はしゃぎすぎてしまったせいなのか、
自ら作った乾汁入りシチューの毒気にやられたのか
食後直ぐに眠ってしまった不二を抱き上げて寝室に連れて行き そっと額にキスをしてドアを静かに閉めた。居間では乾がワインを開けて待っていた。
「不二、寝たのか?」
ワイングラス越しに乾が聞いてきた。
「あぁ、疲れたんだろう」
かくいう自分も妙な乾汁入りシチューを飲まされたりと疲れてはいたが
これは行楽地は行った後のような なんだか心地よい疲れだった。
いつも背負っているような疲れとは質の違う、
一旦眠りに入れば朝まで目が覚めない、悪夢で跳ね起きるようなこともない、
そんな 疲れをほどよく感じながら 乾の開けたワインを自分のグラスに注ぎつつソファに腰掛けた。
「激しいな、手塚」
ワインの香りと味に酔おうと目を閉じてグラスを口元に運んだとき乾が出し抜けに言った 一言でオレはあやうくワインを吹き出しそうになった。
「な、何を言ってるんだ乾!」
自分らしくもなく焦って顔が赤くなっているのを感じた。
乾はまたしてもにやにやと首筋を指差して意味深げにしている。
明らかにさっき台所にいたときに不二の首筋に見つけたオレのつけたキスマークのことを言っている。
乾が毎回毎回我が家に来るたびに弱みを握られている気がする・・・。
またか・・・とげんなりした顔で乾を見るとまだにやにや笑っている。
確かに不二の首筋についた痣はオレが昨夜つけたものだ。


白い不二の首筋をそっと指でなぞり、舌を這わせ、痕を残していった。
不二がオレのものだという刻印を刻むかのように幾つも幾つも・・・。
見えているところは首筋だけだが、
鎖骨、胸元、脇腹、
ありとあらゆるところに罪人の つけた印が不二には残っている。
オレの欲望だけでつけた汚らわしい傷跡。
穢れたキスマーク。
その傷で不二を埋め尽くせば不二もオレのところへ堕ちてきてくれるかもしれない、
と甘い期待を抱いて無心に不二を 毎夜抱く。
天使を堕とすために、オレは、罪人はさらなる罪に手を染め、
もはや人とはいえないような自分に自嘲を重ねる。
もはや、獣だな、と。
すでに人としての罪の意識は薄れ、ただただ不二を抱く獣。
以前は真っ赤に染まった手が今や欲望のカタマリで真っ黒に染まっている気すらする。
そんな真っ黒の手に触れられ、穢され、
犯されても今なお不二は美しく純白の 気を纏いオレの罪を浄化させようと
毎晩オレの腰の上で艶めかしく踊る天使。
オレの薄汚れた体液を全身に浴びせられながらも 少しも穢れることのない・・・不二・・・。
不二を穢して堕としてやろうと思う反面、いつまでも真っ白でいてほしいと思うが故に 苦悩し、
また不二を抱くことで救われようとする。
欲望と懺悔の悪循環。
ハマったら心地よくて二度と抜け出せない、永遠のループ。


「ソンなトコまで元気ならそろそろ覚悟を決めてくれないか?」
にやにや笑いをやめた乾が真剣な目つきでオレを見据えた。
口では冗談を言っているが目には冗談の欠片もない。
「不二をウチに返してくれ」
意味が痛いほど分かっていたが分からないふりをしてみた
「ウチ?オマエの家には海堂がいるだろう、乾」
とってつけたような笑顔も見せてみた。
けれどやはり乾は出し抜けない。
「家、じゃない。
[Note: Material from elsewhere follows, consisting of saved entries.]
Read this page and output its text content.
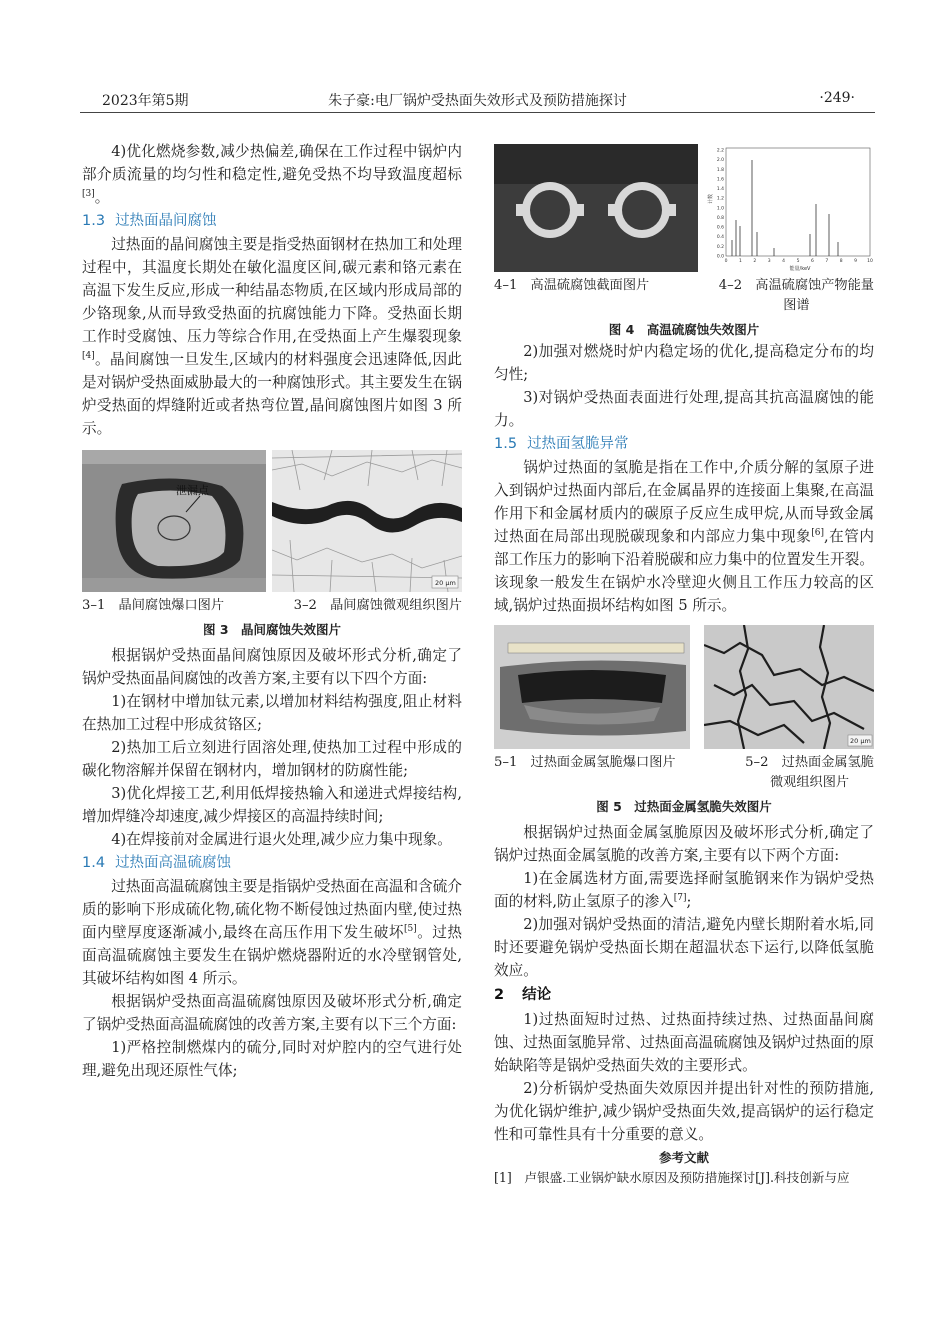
2023年第5期	朱子豪:电厂锅炉受热面失效形式及预防措施探讨	·249·

4)优化燃烧参数,减少热偏差,确保在工作过程中锅炉内部介质流量的均匀性和稳定性,避免受热不均导致温度超标[3]。

1.3 过热面晶间腐蚀

过热面的晶间腐蚀主要是指受热面钢材在热加工和处理过程中，其温度长期处在敏化温度区间,碳元素和铬元素在高温下发生反应,形成一种结晶态物质,在区域内形成局部的少铬现象,从而导致受热面的抗腐蚀能力下降。受热面长期工作时受腐蚀、压力等综合作用,在受热面上产生爆裂现象[4]。晶间腐蚀一旦发生,区域内的材料强度会迅速降低,因此是对锅炉受热面威胁最大的一种腐蚀形式。其主要发生在锅炉受热面的焊缝附近或者热弯位置,晶间腐蚀图片如图 3 所示。

泄漏点
20 μm
3–1　晶间腐蚀爆口图片	3–2　晶间腐蚀微观组织图片
图 3　晶间腐蚀失效图片

根据锅炉受热面晶间腐蚀原因及破坏形式分析,确定了锅炉受热面晶间腐蚀的改善方案,主要有以下四个方面:

1)在钢材中增加钛元素,以增加材料结构强度,阻止材料在热加工过程中形成贫铬区;

2)热加工后立刻进行固溶处理,使热加工过程中形成的碳化物溶解并保留在钢材内，增加钢材的防腐性能;

3)优化焊接工艺,利用低焊接热输入和递进式焊接结构,增加焊缝冷却速度,减少焊接区的高温持续时间;

4)在焊接前对金属进行退火处理,减少应力集中现象。

1.4 过热面高温硫腐蚀

过热面高温硫腐蚀主要是指锅炉受热面在高温和含硫介质的影响下形成硫化物,硫化物不断侵蚀过热面内壁,使过热面内壁厚度逐渐减小,最终在高压作用下发生破坏[5]。过热面高温硫腐蚀主要发生在锅炉燃烧器附近的水冷壁钢管处,其破坏结构如图 4 所示。

根据锅炉受热面高温硫腐蚀原因及破坏形式分析,确定了锅炉受热面高温硫腐蚀的改善方案,主要有以下三个方面:

1)严格控制燃煤内的硫分,同时对炉腔内的空气进行处理,避免出现还原性气体;

2.2
2.0
1.8
1.6
1.4
1.2
1.0
0.8
0.6
0.4
0.2
0.0
0	1	2	3	4	5	6	7	8	9 10
计数
能量/keV
4–1　高温硫腐蚀截面图片	4–2　高温硫腐蚀产物能量
图谱
图 4　高温硫腐蚀失效图片

2)加强对燃烧时炉内稳定场的优化,提高稳定分布的均匀性;

3)对锅炉受热面表面进行处理,提高其抗高温腐蚀的能力。

1.5 过热面氢脆异常

锅炉过热面的氢脆是指在工作中,介质分解的氢原子进入到锅炉过热面内部后,在金属晶界的连接面上集聚,在高温作用下和金属材质内的碳原子反应生成甲烷,从而导致金属过热面在局部出现脱碳现象和内部应力集中现象[6],在管内部工作压力的影响下沿着脱碳和应力集中的位置发生开裂。该现象一般发生在锅炉水冷壁迎火侧且工作压力较高的区域,锅炉过热面损坏结构如图 5 所示。

20 μm
5–1　过热面金属氢脆爆口图片	5–2　过热面金属氢脆
微观组织图片
图 5　过热面金属氢脆失效图片

根据锅炉过热面金属氢脆原因及破坏形式分析,确定了锅炉过热面金属氢脆的改善方案,主要有以下两个方面:

1)在金属选材方面,需要选择耐氢脆钢来作为锅炉受热面的材料,防止氢原子的渗入[7];

2)加强对锅炉受热面的清洁,避免内壁长期附着水垢,同时还要避免锅炉受热面长期在超温状态下运行,以降低氢脆效应。

2 结论

1)过热面短时过热、过热面持续过热、过热面晶间腐蚀、过热面氢脆异常、过热面高温硫腐蚀及锅炉过热面的原始缺陷等是锅炉受热面失效的主要形式。

2)分析锅炉受热面失效原因并提出针对性的预防措施,为优化锅炉维护,减少锅炉受热面失效,提高锅炉的运行稳定性和可靠性具有十分重要的意义。

参考文献

[1]　卢银盛.工业锅炉缺水原因及预防措施探讨[J].科技创新与应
研究所だ。分かっててボケるな」
凍てつくような乾の目が刺すような視線でオレを非難する。
笑いを生み出せる状況ではないのだ、と。
乾はひとつ溜息をつき、目を伏せ ゆっくりと口を開いた。







「不二はもう一ヶ月もつかどうかも分からない」







乾のその一言はオレを、空気を、全てを凍らせた。